Market Street at Octavia Boulevard has long been The City's most treacherous intersection for bicyclists, with nearly double the number of crashes there than at the next-most dangerous intersection a block east at Market and Valencia streets, according to the most recent crash data available.
As The City moves toward its goal of having residents make 20 percent of in-city trips by bicycle by 2020, safety in these areas might have to wait for development to improve.
At Market and Octavia, The City's response has been an extension of a small, raised island to prevent motorists heading eastbound on Market from turning right onto the freeway on-ramp at Octavia. A red-light camera to catch scofflaws has been approved, but the San Francisco Municipal Transportation Agency has yet to receive the funding to turn it on. That's left the raised concrete as the only protection for pedestrians and bicyclists.
A recent city report called for better safety education — for motorists, cyclists and police — but in the end it may be street design that makes the biggest difference.
Future development, with towers up to 85 feet tall, will transform the area significantly — and that could transform traffic.

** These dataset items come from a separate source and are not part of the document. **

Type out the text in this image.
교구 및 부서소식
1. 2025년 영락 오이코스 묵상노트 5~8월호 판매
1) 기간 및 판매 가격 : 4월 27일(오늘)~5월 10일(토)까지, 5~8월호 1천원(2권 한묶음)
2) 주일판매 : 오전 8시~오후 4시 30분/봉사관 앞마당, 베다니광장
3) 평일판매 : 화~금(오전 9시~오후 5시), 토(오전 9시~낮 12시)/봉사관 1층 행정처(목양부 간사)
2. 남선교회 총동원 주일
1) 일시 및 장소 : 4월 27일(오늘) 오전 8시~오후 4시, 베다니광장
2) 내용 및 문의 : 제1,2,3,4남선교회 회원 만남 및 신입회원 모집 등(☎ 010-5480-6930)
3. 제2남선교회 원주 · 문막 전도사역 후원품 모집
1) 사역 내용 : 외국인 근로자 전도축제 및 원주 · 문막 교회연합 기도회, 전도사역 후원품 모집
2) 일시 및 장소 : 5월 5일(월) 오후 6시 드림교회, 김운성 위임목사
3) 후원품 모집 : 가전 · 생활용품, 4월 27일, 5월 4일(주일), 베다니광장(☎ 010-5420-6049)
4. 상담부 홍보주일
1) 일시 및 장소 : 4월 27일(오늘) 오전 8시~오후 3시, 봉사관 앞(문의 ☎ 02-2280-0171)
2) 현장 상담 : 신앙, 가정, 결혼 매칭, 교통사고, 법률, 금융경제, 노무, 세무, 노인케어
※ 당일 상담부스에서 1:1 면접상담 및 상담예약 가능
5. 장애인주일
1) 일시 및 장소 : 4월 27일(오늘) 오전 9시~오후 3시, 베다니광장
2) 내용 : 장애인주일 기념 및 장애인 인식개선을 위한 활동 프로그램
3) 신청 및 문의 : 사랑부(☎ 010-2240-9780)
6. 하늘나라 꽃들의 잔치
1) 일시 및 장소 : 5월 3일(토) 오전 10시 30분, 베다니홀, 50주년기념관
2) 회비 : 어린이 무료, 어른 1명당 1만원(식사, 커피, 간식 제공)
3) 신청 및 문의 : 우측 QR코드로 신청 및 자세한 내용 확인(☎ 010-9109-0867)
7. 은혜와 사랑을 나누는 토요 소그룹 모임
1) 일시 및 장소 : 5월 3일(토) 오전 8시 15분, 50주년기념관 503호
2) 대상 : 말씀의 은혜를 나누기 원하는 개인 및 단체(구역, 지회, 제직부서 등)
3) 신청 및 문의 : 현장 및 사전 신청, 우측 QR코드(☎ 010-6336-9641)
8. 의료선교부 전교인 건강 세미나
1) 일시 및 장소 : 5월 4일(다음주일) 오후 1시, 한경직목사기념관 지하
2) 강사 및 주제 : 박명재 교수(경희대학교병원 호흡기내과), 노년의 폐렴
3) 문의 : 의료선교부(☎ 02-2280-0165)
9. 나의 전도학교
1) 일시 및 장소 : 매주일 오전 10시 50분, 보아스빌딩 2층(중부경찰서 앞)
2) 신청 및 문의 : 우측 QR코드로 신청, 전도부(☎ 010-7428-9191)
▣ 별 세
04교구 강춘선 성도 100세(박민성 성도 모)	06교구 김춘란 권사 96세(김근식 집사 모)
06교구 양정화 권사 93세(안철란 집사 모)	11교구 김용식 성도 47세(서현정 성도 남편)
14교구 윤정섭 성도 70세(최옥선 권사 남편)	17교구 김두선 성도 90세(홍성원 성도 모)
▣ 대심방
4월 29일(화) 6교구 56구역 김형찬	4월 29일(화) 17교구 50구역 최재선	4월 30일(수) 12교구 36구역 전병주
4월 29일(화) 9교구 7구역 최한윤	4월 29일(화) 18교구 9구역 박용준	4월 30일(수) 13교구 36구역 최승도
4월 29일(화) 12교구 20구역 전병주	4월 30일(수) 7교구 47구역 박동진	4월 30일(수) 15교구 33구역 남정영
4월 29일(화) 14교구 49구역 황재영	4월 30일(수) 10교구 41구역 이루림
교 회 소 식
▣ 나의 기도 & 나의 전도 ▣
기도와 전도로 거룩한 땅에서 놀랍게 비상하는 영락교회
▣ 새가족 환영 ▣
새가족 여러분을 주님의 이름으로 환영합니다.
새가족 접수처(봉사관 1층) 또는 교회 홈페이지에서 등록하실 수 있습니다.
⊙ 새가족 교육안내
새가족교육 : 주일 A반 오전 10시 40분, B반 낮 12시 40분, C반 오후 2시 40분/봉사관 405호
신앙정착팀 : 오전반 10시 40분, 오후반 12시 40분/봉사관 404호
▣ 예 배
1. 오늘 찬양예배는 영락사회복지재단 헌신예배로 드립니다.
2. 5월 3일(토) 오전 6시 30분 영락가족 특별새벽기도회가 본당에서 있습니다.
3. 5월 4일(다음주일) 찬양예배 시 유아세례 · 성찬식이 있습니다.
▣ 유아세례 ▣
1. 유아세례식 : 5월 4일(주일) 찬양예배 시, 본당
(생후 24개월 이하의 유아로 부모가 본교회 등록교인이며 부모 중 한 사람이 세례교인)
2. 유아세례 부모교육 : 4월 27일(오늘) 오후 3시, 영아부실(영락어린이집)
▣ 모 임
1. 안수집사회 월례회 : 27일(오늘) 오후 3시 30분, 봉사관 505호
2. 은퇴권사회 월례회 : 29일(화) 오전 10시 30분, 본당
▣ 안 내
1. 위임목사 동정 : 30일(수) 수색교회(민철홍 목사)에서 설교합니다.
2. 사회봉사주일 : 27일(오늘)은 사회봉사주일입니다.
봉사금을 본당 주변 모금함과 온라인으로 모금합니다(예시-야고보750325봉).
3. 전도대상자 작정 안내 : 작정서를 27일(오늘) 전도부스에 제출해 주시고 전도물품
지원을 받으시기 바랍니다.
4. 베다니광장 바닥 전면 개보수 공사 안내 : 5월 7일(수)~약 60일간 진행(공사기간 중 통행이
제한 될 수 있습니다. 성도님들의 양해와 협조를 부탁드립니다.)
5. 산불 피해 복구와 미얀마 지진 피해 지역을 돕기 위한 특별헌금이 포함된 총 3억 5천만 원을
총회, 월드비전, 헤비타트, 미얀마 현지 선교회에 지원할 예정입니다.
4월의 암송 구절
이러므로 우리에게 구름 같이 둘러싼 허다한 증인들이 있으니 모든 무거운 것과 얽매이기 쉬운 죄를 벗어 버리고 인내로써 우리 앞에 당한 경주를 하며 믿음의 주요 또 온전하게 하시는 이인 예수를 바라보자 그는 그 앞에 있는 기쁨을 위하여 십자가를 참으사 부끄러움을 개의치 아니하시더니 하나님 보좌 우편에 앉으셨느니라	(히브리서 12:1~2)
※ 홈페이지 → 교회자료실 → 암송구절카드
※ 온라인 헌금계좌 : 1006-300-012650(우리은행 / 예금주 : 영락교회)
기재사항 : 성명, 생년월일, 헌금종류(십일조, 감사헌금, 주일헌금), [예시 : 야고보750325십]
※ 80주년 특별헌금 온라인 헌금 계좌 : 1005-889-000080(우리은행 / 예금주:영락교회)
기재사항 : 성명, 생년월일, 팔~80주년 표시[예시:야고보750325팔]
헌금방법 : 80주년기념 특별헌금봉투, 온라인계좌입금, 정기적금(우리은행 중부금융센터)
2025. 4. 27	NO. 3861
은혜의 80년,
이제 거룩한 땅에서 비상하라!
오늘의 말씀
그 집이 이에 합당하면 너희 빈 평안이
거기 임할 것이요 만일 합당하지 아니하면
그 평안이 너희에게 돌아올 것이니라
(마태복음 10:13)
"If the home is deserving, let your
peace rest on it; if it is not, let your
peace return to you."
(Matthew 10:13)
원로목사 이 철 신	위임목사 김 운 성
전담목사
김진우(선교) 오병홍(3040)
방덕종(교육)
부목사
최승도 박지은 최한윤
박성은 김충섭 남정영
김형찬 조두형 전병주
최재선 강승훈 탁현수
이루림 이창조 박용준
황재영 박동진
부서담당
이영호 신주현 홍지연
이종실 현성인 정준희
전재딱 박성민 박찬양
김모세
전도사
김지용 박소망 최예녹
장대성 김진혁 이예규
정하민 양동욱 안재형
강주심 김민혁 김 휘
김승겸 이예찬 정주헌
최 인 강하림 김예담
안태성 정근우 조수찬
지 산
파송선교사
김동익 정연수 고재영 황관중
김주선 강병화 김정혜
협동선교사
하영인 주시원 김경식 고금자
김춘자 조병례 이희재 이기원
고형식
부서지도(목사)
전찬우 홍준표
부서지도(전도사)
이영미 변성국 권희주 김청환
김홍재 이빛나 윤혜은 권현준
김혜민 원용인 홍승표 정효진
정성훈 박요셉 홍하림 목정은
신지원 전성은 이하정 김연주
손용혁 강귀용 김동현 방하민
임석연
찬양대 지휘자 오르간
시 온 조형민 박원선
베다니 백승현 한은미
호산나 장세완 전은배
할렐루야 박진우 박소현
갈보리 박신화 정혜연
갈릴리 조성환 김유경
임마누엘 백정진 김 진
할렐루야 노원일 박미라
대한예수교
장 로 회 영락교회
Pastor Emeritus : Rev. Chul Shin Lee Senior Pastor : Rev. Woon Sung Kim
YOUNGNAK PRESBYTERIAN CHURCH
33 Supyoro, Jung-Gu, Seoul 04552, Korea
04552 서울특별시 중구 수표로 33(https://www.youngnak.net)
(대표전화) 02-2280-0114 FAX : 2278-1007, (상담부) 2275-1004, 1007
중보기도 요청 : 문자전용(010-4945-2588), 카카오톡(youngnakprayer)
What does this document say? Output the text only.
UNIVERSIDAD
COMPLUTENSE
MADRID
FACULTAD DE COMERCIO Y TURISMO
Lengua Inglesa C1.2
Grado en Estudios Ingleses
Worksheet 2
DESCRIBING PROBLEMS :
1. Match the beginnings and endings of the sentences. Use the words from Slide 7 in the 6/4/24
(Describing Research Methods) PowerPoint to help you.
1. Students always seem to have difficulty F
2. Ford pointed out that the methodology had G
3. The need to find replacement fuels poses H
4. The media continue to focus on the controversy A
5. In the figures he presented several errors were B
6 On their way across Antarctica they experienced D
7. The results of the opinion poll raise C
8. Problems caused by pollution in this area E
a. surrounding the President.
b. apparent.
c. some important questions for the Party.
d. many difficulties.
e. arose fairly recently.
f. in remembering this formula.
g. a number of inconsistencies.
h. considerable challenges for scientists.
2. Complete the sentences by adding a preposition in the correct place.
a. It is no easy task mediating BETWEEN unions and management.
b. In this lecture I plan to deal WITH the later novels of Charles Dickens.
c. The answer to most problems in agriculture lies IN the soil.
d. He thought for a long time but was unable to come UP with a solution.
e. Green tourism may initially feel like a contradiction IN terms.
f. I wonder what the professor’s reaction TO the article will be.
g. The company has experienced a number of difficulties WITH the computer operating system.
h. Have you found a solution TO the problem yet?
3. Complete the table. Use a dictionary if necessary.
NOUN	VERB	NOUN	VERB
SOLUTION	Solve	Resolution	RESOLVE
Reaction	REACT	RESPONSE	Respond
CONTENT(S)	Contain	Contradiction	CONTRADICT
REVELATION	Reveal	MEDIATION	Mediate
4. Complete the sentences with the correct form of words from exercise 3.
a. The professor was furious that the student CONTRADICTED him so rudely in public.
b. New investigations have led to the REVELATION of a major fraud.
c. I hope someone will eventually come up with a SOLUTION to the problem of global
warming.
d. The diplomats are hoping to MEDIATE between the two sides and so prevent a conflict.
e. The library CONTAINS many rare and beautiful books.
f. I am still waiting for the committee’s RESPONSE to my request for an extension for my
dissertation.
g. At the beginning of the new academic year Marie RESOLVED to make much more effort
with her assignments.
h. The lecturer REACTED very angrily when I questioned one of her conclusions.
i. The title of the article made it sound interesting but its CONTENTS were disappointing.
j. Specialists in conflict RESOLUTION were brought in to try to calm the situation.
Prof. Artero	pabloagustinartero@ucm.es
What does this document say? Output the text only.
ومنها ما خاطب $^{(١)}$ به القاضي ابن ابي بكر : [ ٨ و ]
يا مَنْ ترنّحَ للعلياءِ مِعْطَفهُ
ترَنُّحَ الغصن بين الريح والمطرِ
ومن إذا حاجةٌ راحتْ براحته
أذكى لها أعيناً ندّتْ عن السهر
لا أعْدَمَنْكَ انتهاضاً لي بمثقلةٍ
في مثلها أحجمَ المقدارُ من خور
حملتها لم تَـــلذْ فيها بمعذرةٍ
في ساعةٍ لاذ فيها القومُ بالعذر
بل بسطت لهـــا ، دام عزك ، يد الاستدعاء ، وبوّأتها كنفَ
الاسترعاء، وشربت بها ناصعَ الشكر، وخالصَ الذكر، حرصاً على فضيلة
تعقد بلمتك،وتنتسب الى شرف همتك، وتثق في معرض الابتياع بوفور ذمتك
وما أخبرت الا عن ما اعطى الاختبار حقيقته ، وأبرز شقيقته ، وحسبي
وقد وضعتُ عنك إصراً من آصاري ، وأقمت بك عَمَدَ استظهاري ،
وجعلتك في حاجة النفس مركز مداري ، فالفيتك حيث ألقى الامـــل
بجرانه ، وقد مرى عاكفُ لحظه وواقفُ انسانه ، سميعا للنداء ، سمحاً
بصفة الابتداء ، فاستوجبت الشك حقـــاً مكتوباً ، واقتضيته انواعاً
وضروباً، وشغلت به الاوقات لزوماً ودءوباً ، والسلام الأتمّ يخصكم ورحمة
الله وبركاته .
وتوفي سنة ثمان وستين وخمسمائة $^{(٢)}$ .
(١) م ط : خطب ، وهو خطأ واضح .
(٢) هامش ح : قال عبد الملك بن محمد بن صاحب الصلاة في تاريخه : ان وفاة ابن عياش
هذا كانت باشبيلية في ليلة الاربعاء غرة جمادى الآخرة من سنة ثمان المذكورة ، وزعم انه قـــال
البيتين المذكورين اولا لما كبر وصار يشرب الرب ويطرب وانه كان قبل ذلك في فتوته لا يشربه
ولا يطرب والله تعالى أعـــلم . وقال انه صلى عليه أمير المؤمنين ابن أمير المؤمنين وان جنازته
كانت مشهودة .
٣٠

Development fees from parcels in the Market-Octavia plan area also will pay for about $10 million worth of transit infrastructure, including Muni and pedestrian improvements.
The reason why this intersection is so dangerous has nothing to do with bike lanes, sharing the road or etiquette, according to Hayes Valley resident Robin Levitt.
In order for Octavia Boulevard to be rendered safe, it needs to be "more like a city street and not like a freeway," said Levitt, who sits on the Citizen Advisory Committee for the Market-Octavia plan area.
Because the approach to Octavia from U.S. Highway 101 is on a bare, elevated roadway and not a boulevard with streetlights and landscaping — like the rest of Octavia — drivers approach it like a freeway, said Levitt, who noted that when a new building at Oak Street and Octavia Boulevard replaced a blighted empty lot, drivers slowed down.